—Si j’étais grand....
[If I were grown up!]
Akin to the soldier en permission is the soldier en repos. Of the latter class was our Carlos, who was given us by M. le Sous-Préfet, together with a horse and two carts. He was to report during his stay to no one but Mlle. la Directrice, nor would the authorities take any direct cognisance of him save in case of her complaint. A southerner was Carlos, a dapper man from the Basque provinces. There he had a wife and two children whom he had not seen for three years. But he expected a permission shortly, he said; and that may have reconciled him to the uncongenial hewing of wood and drawing of water to which he was detailed. Day long he drove, or chopped trees, or cleaned the stable, as advised. His only diversion appeared to be our milk maid,—a harmless enough one, I presume; for she told us proudly and often how she received a letter from her soldier-husband every day. Nevertheless, there was visible sadness when one morning Carlos announced that he had been transferred. And was he then going home? No, his permission had been taken away; he was returning to the front. He and Tambour were to join the artillery. Poor old Tambour, faithful, plodding; one knew not for which to feel more compassion, the horse or the master, as one pictured them dragging into position the grey seventy-fives! “Good-bye, then,” I said, “I am sorry.” “O, what would you,” he replied. “So it goes. But you, you are leaving also. Some one has told me, for America—La bonne chance, Mademoiselle.”
Unlike Carlos only in that they came by regiments, were the shifting troops taken at intervals from the trenches for a brief rest in our more habitable villages. One saw them, a weary line of blue, marching down the roads, flanked by stretcher bearers, and followed by a provision train.

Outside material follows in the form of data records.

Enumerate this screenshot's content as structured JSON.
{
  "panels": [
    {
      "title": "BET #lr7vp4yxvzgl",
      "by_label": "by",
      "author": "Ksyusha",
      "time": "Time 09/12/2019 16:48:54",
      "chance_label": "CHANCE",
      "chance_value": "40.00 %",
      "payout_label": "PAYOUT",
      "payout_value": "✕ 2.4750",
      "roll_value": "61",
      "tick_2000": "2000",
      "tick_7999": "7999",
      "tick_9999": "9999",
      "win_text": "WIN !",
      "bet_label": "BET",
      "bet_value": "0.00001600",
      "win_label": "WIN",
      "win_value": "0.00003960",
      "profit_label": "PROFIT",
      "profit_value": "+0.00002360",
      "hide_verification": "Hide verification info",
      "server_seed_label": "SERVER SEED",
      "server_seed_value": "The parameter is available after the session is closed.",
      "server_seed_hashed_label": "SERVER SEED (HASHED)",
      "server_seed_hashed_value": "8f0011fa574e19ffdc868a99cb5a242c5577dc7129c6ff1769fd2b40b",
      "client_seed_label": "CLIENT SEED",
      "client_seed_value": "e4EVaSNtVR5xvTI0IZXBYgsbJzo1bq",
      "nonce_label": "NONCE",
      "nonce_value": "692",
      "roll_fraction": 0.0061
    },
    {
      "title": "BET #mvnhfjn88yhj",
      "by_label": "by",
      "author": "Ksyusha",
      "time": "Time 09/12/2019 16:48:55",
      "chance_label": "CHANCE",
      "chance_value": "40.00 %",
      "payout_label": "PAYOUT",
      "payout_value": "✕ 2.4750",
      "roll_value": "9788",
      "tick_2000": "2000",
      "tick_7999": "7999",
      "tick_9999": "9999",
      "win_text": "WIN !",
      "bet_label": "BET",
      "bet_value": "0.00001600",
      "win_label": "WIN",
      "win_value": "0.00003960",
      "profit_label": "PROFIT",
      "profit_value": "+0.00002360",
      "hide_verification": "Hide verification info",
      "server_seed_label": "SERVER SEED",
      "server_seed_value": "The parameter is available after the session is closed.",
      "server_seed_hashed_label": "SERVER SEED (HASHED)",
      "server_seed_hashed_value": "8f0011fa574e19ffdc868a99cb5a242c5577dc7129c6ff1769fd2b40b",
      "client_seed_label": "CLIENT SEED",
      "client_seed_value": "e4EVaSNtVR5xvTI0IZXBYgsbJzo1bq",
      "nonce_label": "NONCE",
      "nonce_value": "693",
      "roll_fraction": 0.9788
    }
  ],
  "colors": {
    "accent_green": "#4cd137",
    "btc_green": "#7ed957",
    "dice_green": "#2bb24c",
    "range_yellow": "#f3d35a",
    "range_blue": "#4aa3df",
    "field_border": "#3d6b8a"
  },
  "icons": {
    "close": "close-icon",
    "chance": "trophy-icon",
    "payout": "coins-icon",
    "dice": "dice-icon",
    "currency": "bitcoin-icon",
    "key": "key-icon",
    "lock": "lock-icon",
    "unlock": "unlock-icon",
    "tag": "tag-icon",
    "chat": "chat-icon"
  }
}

Once settled, they stood about the corners of the streets or in the gaping doorways; a disconsolate enough addition to the ruins. Or at the camp kitchens, drawn up to one side, they grouped themselves around huge cauldrons of soup. Sometimes a more ambitious company set to work to clean up the village and built an outdoor bathing tank which was much in use. On one occasion, a dashing troop of blue devils gave military concerts each evening. An incongruous sight was the band, drawn sprucely up in a desolate courtyard, and a strangely stirring sound, the music floating through the empty streets, of Ce que c’est qu’ un drapeau. Often soldiers and even officers came over to see us at the Château and to ask for cigarettes or shoes. If one had time to listen, they talked for hours on the war. They were never boastful, these soldiers; they had a just estimate of the German strength of organisation; they had no illusions as to their own personal fate. Each one expected to die at his post. Patient, sturdy, intelligent, they gave one confidence that, however heavy the dawn bombardments, our lines would hold. And if our lines, then all the lines manned by them with such spiritual as well as physical courage. The morale of the poilu, unflinching, will yet win the war.